Star Wars Survey-Overview: 201-2

Hi all,

I’m working on Star Wars survey overview. In the step of removing NaN in the RespondentID row, I found my data a bit odd. I checked the dataframe before cleaning and compare the result of cleaning by checking it again. I found that the input didn’t change. The RespondentID mentioned the same 1186 non-null value before and after cleaning.
However based on the introduction, the total 835 responses received from survey.
I was using the code below:

> #checking the dataframe info
> print(star_wars.info())
> 
> #removing any rows where RespondentID is NaN
> star_wars = star_wars[star_wars['RespondentID'].notnull()]
> print('\n')
> #checking the dataframe after removal
> print(star_wars.info())

This is my notebook file:
Star_wars_survey.ipynb (42.8 KB)

Could anyone tell me the insight?
Thank you in advance for your time.

Best regards,

Click here to view the jupyter notebook file in a new tab

The RespondentID mentioned the same 1186 non-null value before and after cleaning.
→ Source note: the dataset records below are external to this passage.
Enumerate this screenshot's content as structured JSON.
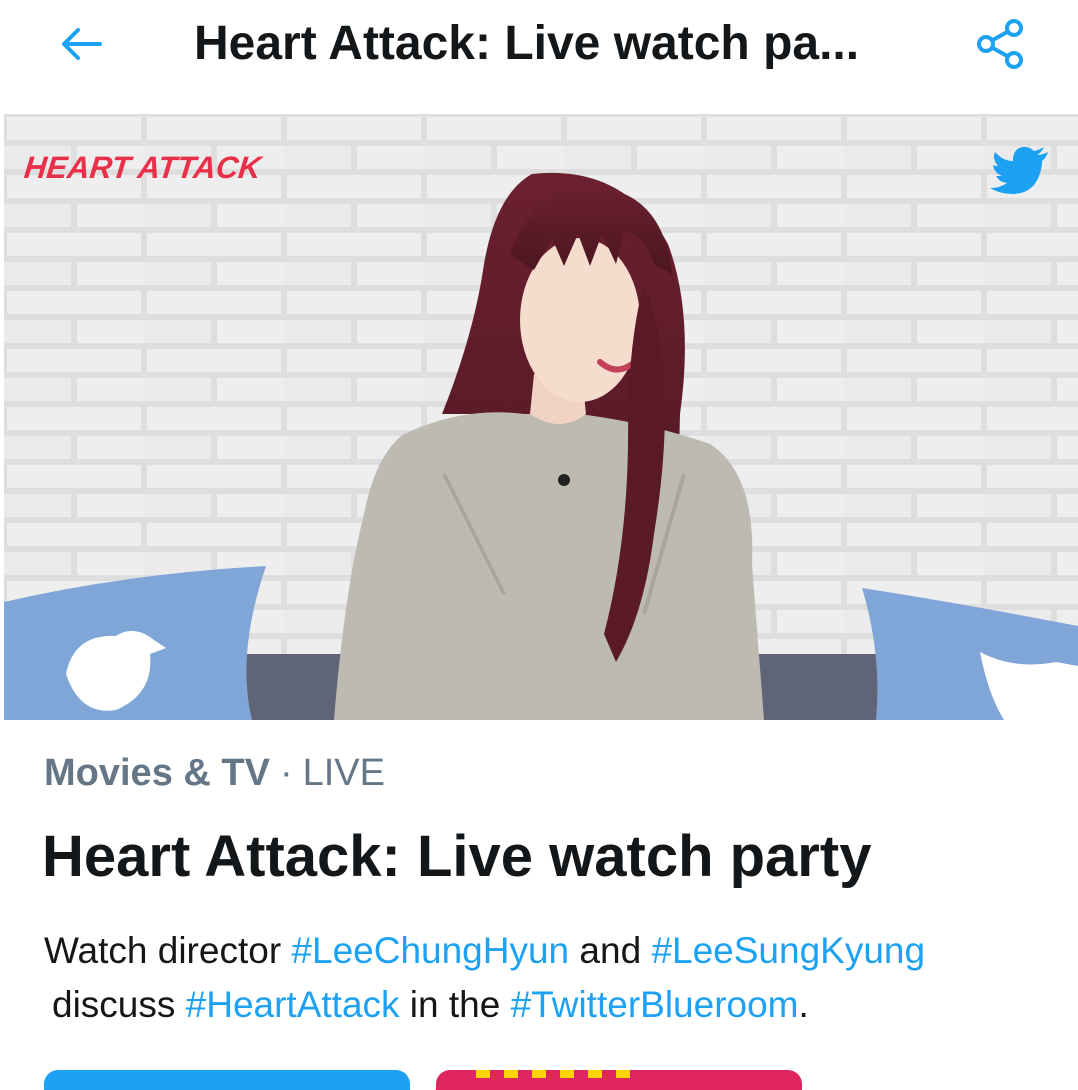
{
  "header": {
    "title": "Heart Attack: Live watch pa...",
    "back_icon": "arrow-left-icon",
    "share_icon": "share-icon",
    "accent": "#1da1f2"
  },
  "media": {
    "show_logo_text": "HEART ATTACK",
    "brand_icon": "twitter-bird-icon",
    "logo_color": "#e8304a"
  },
  "event": {
    "category": "Movies & TV",
    "separator": "·",
    "status": "LIVE",
    "title": "Heart Attack: Live watch party"
  },
  "description": {
    "w1": "Watch director ",
    "h1": "#LeeChungHyun",
    "w2": " and ",
    "h2": "#LeeSungKyung",
    "w3": "discuss ",
    "h3": "#HeartAttack",
    "w4": " in the ",
    "h4": "#TwitterBlueroom",
    "w5": "."
  },
  "colors": {
    "hashtag": "#1da1f2",
    "muted": "#657786",
    "text": "#14171a"
  }
}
Before you removed the Null values you had 1187 rows -

RangeIndex: 1187 entries, 0 to 1186

After you remove the Null values you have 1186 rows -

Int64Index: 1186 entries, 1 to 1186

There is only 1 null value in that row

If you print out

star_wars["RespondentID"].isnull().sum()

before you remove the Null values, you will see that there is only 1 null value.

Hi @the_doctor,

Thank you for your response. I didn’t realize that I should check the line you mentioned.
Have you got any thought why the entries (1187) is more than the total response (835) received by the survey?

Best regards,